Ma si lasci anche per un momento da parte l’incremento dell’inflazione, che è si attuale, ma che in una certa misura è dovuto agli aumenti di prezzo dell’energia, che stanno gradatamente esaurendosi, per affrontare invece un altro problema di carattere sociale, che sta determinando gli avvenimenti nel nostro paese: il ‘ripiegazionismo’, una sorta di sindrome di Sisifo che fa sì che diffonda la percezione dell’inutilità degli sforzi fatti, della vanità di fissarsi obiettivi che meritino di essere raggiunti. E questa sindrome è legata a un fenomento, soggettivo fin che si vuole, ma concreto, la scomparsa (o quanto meno la drastica riduzione) del ceto medio. Se nel 2013 gli italiani che si autodefinivano come ‘ceto medio’ rappresentavano il 70% della popolazione, adesso arrivano al massimo al 38/40% del totale. A questo fenomeno, che corrisponde a una chiusura in sé stessi e nella proprie -scarse – disponibilità economiche, si abbina il blocco dell’ascensore sociale, che demoralizza le nuove generazioni, che non trovano più tra gli obiettivi raggiungibili, l’istruzione e l’impegno personale, quelli capaci di farli concretamente scalare la struttura classista della società.
Una dimostrazione banale di questo atteggiamento? La riduzione degli scarti, dei rifiuti. In Italia è mediamente di 100 grammi al giorno, in società più ricche come quella statunitense arriva a 200 grammi. Recupero e riuso al posto dell’isola ecologica, non solo in ottica green come è spesso pubblicizzato, ma proprio per il risparmio intrinseco.

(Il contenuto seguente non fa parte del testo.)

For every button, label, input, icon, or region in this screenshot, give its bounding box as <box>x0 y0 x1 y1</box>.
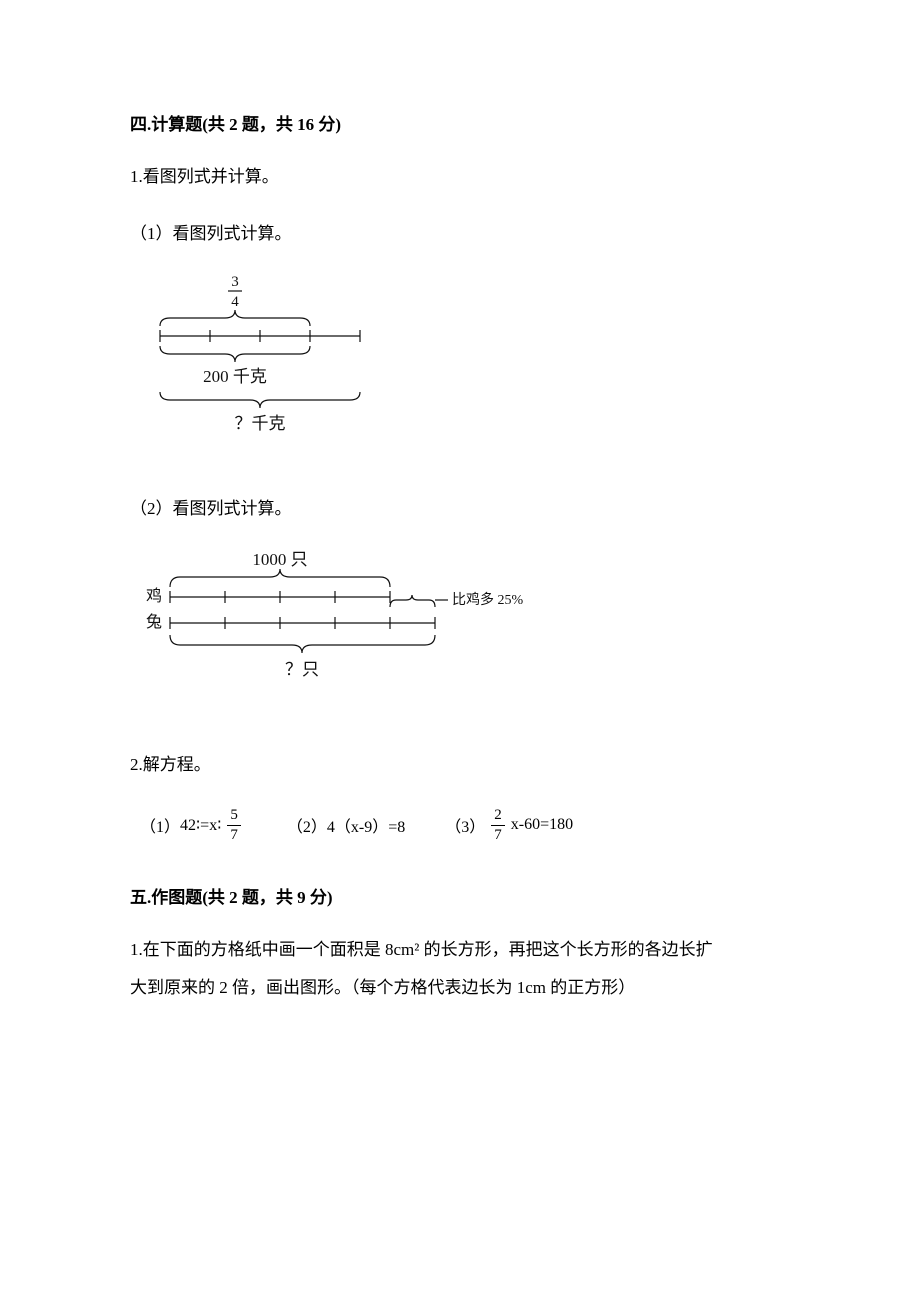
d2-left-top: 鸡 <box>146 587 162 605</box>
eq-2-left: 4（x-9）=8 <box>327 813 405 837</box>
section-4-title: 四.计算题(共 2 题，共 16 分) <box>130 110 790 135</box>
s5-q1-line2: 大到原来的 2 倍，画出图形。（每个方格代表边长为 1cm 的正方形） <box>130 972 790 1004</box>
eq-1-frac: 5 7 <box>227 808 241 843</box>
d1-mid-label: 200 千克 <box>203 367 267 386</box>
s5-q1-line1: 1.在下面的方格纸中画一个面积是 8cm² 的长方形，再把这个长方形的各边长扩 <box>130 934 790 966</box>
eq-3-frac-bot: 7 <box>494 826 502 843</box>
eq-1-prefix: （1） <box>140 813 180 837</box>
q1-sub1: （1）看图列式计算。 <box>130 219 790 244</box>
q2-stem: 2.解方程。 <box>130 749 790 781</box>
d2-top-label: 1000 只 <box>252 550 307 569</box>
q1-stem: 1.看图列式并计算。 <box>130 161 790 193</box>
eq-1: （1） 42∶=x∶ 5 7 <box>140 808 247 843</box>
eq-1-frac-top: 5 <box>227 808 241 826</box>
q1-sub2: （2）看图列式计算。 <box>130 494 790 519</box>
eq-3-frac-top: 2 <box>491 808 505 826</box>
eq-3-right: x-60=180 <box>511 816 573 834</box>
eq-1-left: 42∶=x∶ <box>180 815 221 835</box>
eq-3: （3） 2 7 x-60=180 <box>445 808 573 843</box>
equation-row: （1） 42∶=x∶ 5 7 （2） 4（x-9）=8 （3） 2 7 x-60… <box>140 808 790 843</box>
diagram-2: 1000 只 鸡 兔 比鸡多 25% <box>130 549 790 699</box>
page: 四.计算题(共 2 题，共 16 分) 1.看图列式并计算。 （1）看图列式计算… <box>0 0 920 1090</box>
d2-left-bot: 兔 <box>146 613 162 631</box>
diagram-1-svg: 3 4 200 千克 ？千克 <box>130 274 390 444</box>
d2-bottom-label: ？只 <box>285 660 319 679</box>
eq-1-frac-bot: 7 <box>230 826 238 843</box>
eq-3-prefix: （3） <box>445 813 485 837</box>
d1-bottom-label: ？千克 <box>235 414 286 433</box>
d2-right-label: 比鸡多 25% <box>452 591 523 608</box>
diagram-2-svg: 1000 只 鸡 兔 比鸡多 25% <box>130 549 550 699</box>
eq-2-prefix: （2） <box>287 813 327 837</box>
diagram-1: 3 4 200 千克 ？千克 <box>130 274 790 444</box>
d1-frac-top: 3 <box>231 274 239 290</box>
section-5-title: 五.作图题(共 2 题，共 9 分) <box>130 883 790 908</box>
d1-frac-bot: 4 <box>231 294 239 310</box>
eq-3-frac: 2 7 <box>491 808 505 843</box>
eq-2: （2） 4（x-9）=8 <box>287 813 405 837</box>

Questa visione cupa e pessimistica è almeno in parte alleviata dalle grandi energie e potenzialità, espresse nei progetti individuali e comuni. Come afferma il filosofo Mauro Magatti, vi sono persone che lasciano il lavoro per non avere più a che fare con le comunità di riferimento, ma sono molti di più quelli che si alleano per resistere ai marosi, nella visione di società porosa che è la nuova forma assunta, dopo la metamorfosi della globalizzazione come bene in sé, per dimostrare di essere pronti e reattivi come richiede l’appartenenza a un mondo nuovo e, paradossalmente, più grande e pronto alla trasformazione.